23.09.2006

Thomas Kurth im Interview

"Die FIFA krallt sich fest"

Thomas Kurth, Geschäftsführer der G14, über die Sturheit der Weltverbände, die Stringenz von Uli Hoeneß und die verbale Rivalität zwischen Real Madrid und Barcelona, in der ihm auch sein katalanisch und spanisch nicht helfen.

Interview: Tim Jürgens und Erik Eggers Bild: Imago
Kommen Sie mit der UEFA besser zurecht?

Die UEFA hat mehr Berührungspunkte mit den Klubs, aber sie setzt oft auch nur das um, was die FIFA ihr vorgibt. Dass sie etwa die EM-Qualifikationsrunde ohne Rücksprache mit den Klubs von 200 auf über 300 Spiele aufgestockt hat, ist ein Affront.

Dabei gehört die Harmonisierung des Spielplankalenders zu den Teilerfolgen der G14?

Es ist besser geworden Ganz am Beginn gab es einige Fortschritte, aber es ist noch lange nicht, wie es sein sollte. Die FIFA hat zwei Dinge gelockert: Sie hat die Abstellungsfrist bei Qualifikationsspielen von fünf auf vier Tage reduziert und es wurde verfügt, dass südamerikanischen Spieler nur noch dann für Freundschaftsspiele abgestellt werden müssen, wenn die Spiele in Europa stattfinden.

Wäre es ein Vorteil, wenn Michel Platini oder Franz Beckenbauer in der UEFA oder FIFA das Sagen hätten?

Alle, die den Klubfußball samt seiner Verantwortung und seinen Problemen kennen, wären für uns von Vorteil.

Sie haben früher bei der UEFA gearbeitet. Wie kann ihnen diese Erfahrung helfen?

Es ist ein Vorteil, weil ich die Strukturen kenne. Und es ist ein Nachteil, weil ich irgendwann die Fronten gewechselt habe. (lacht)

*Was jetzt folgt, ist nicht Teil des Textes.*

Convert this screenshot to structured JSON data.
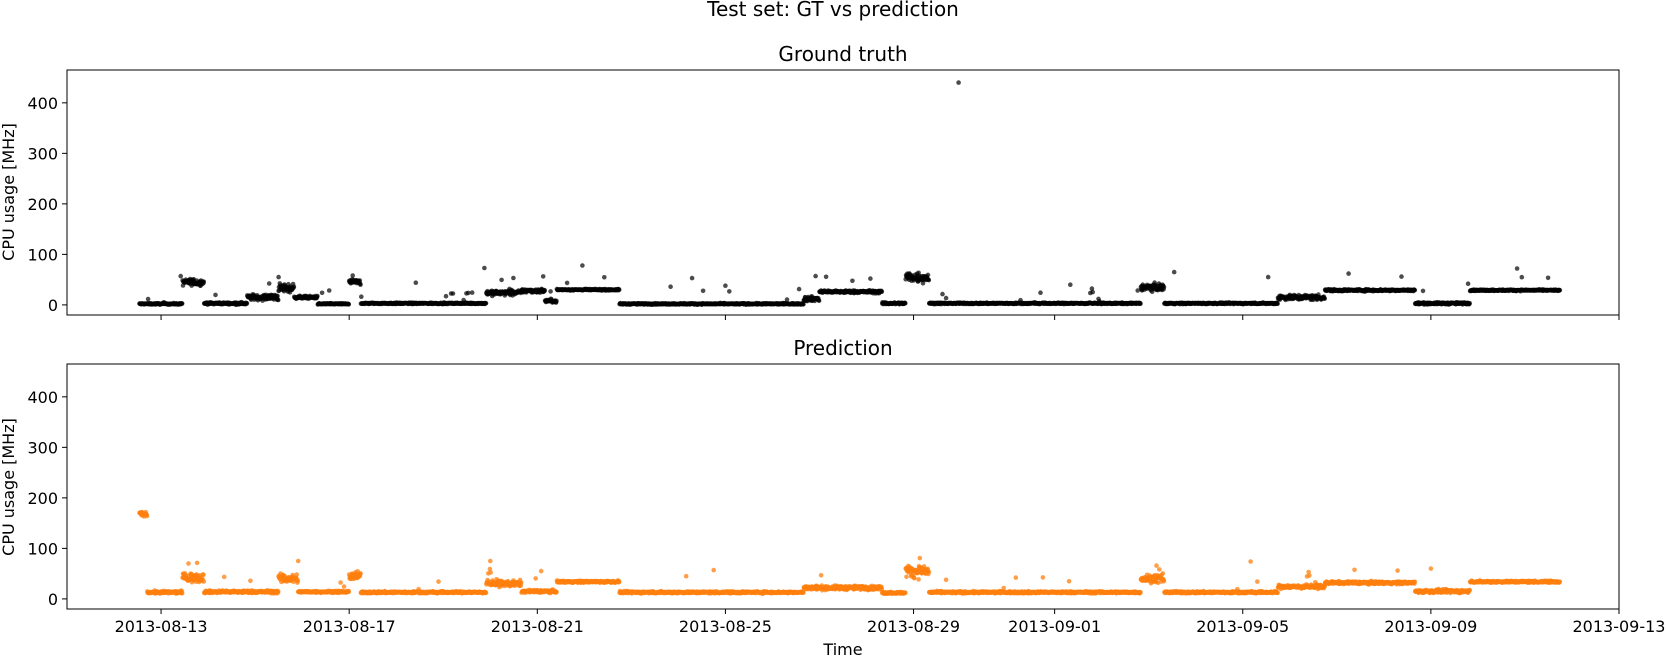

Ist das UEFA Klubforum, in dem 111 europäische Vereine Mitglied sind, nicht wesentlich repräsentativer als die G14 ?

In diesem Forum wird zwar viel geredet, aber nichts beschlossen. Die UEFA bestimmt alleine die Tagesordnung. Da pro Landesverband mindestens ein Verein dabei sein muss, gibt es dort auch Vertreter von Klubs der Faröer Inseln und Lichtensteins. Da geht sehr viel Energie verloren, denn die Vereine haben sehr verschiedenartige Interessen.

Wann wird die G14 um weitere Klubs erweitert werden?

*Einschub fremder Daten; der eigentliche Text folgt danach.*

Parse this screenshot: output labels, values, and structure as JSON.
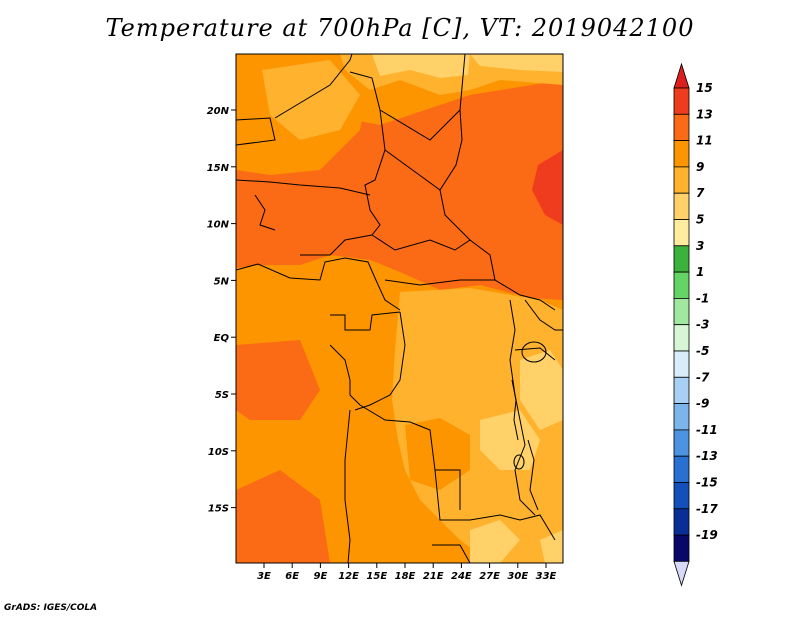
{
  "title": "Temperature at 700hPa [C], VT: 2019042100",
  "credit": "GrADS: IGES/COLA",
  "map": {
    "lon_ticks": [
      "3E",
      "6E",
      "9E",
      "12E",
      "15E",
      "18E",
      "21E",
      "24E",
      "27E",
      "30E",
      "33E"
    ],
    "lat_ticks": [
      "20N",
      "15N",
      "10N",
      "5N",
      "EQ",
      "5S",
      "10S",
      "15S"
    ]
  },
  "colorbar": {
    "labels": [
      "15",
      "13",
      "11",
      "9",
      "7",
      "5",
      "3",
      "1",
      "-1",
      "-3",
      "-5",
      "-7",
      "-9",
      "-11",
      "-13",
      "-15",
      "-17",
      "-19"
    ],
    "colors": [
      "#f03c1e",
      "#fb6a14",
      "#fd9500",
      "#ffb22e",
      "#ffd168",
      "#ffec9c",
      "#3bb23b",
      "#64d464",
      "#a0e8a0",
      "#d6f6d6",
      "#d8ecfa",
      "#a8d0f4",
      "#7cb4ec",
      "#4c94e2",
      "#2a70d2",
      "#1450bc",
      "#0a2e98",
      "#080868"
    ],
    "top_color": "#dc1e1e",
    "bottom_color": "#d8d8f8"
  }
}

Um neue Vereine aufzunehmen, bedarf es eines einstimmigen Beschluss. Den zu erreichen, ist schwer. Wir haben 2003 erklärt, dass wir uns zunächst konsolidieren wollen, ehe wir uns neuen Klubs öffnen. Es gibt rund zehn Kandidaten, die ganz gute Argumente für einen Beitritt haben. Langfristig müssen mehr Vereine in die G14, damit wir eines unserer Ziele erreichen: eine repräsentative Arbeitgeberorganisation zu werden.

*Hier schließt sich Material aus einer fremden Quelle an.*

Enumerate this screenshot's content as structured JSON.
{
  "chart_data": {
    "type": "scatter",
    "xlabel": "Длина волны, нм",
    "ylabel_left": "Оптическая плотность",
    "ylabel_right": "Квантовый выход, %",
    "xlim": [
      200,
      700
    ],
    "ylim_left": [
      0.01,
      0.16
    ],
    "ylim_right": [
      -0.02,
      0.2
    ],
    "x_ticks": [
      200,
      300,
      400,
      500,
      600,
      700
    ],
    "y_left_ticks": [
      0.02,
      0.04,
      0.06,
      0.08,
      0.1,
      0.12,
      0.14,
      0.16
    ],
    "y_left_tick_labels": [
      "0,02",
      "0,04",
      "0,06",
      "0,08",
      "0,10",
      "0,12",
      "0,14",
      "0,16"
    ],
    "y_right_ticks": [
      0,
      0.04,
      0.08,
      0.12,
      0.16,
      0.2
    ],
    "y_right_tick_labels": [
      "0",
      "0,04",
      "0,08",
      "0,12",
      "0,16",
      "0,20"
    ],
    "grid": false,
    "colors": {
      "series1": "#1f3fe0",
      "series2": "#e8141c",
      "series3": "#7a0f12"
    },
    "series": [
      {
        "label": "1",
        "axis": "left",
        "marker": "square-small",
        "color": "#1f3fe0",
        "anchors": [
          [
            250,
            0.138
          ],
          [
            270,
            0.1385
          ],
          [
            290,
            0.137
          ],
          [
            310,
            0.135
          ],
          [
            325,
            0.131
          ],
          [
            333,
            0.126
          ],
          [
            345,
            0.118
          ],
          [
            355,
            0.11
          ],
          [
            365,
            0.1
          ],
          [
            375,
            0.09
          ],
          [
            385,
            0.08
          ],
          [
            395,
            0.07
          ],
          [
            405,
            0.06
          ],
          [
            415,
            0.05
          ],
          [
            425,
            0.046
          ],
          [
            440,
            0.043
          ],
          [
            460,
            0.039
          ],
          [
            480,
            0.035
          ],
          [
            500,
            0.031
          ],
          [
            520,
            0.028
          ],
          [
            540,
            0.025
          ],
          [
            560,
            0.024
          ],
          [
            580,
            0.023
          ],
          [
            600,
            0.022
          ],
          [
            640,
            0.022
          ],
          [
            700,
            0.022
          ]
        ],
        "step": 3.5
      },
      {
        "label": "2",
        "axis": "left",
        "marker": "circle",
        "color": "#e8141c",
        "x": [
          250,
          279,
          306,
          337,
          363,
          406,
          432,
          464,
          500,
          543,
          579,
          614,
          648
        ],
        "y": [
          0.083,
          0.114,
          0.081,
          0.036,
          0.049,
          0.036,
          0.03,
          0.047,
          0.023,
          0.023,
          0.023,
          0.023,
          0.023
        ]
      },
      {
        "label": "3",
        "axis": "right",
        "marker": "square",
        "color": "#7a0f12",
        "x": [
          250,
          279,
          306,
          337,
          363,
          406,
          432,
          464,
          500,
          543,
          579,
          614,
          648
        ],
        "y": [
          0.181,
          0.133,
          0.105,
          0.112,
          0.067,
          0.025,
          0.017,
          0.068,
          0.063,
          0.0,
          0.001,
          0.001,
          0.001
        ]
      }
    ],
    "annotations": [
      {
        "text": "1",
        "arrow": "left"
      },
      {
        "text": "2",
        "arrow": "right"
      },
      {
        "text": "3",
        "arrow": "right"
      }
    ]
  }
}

Wann wird ein Verein aus der G14 ausgeschlossen?

Die Statuten der G14 sehen vor, dass ein Klub, der absteigt und nicht umgehend wieder aufsteigt, der dreimal in Folge nicht an den europäischen Wettbewerben teilnimmt oder den Ruf der Gruppe schädigt, suspendiert werden kann. Diese Entscheidung bedarf einer Dreiviertelsmehrheit der G14-Mitglieder und ist bislang noch nicht vorgekommen.

Wie wird mit den italienischen Klubs in der G14 verfahren, die in den Skandal verwickelt sind? Sie schaden nachweislich dem Ruf der Kluborganisation.

Grundsätzlich gilt: Missstände müssen bereinigt werden und einige Klubvertreter finden diese Entwicklung sehr besorgniserregend. Ich bin sicher, dass bei unserer nächsten Sitzung am 7. September darüber beraten wird, wie mit dieser Angelegenheit verfahren werden soll.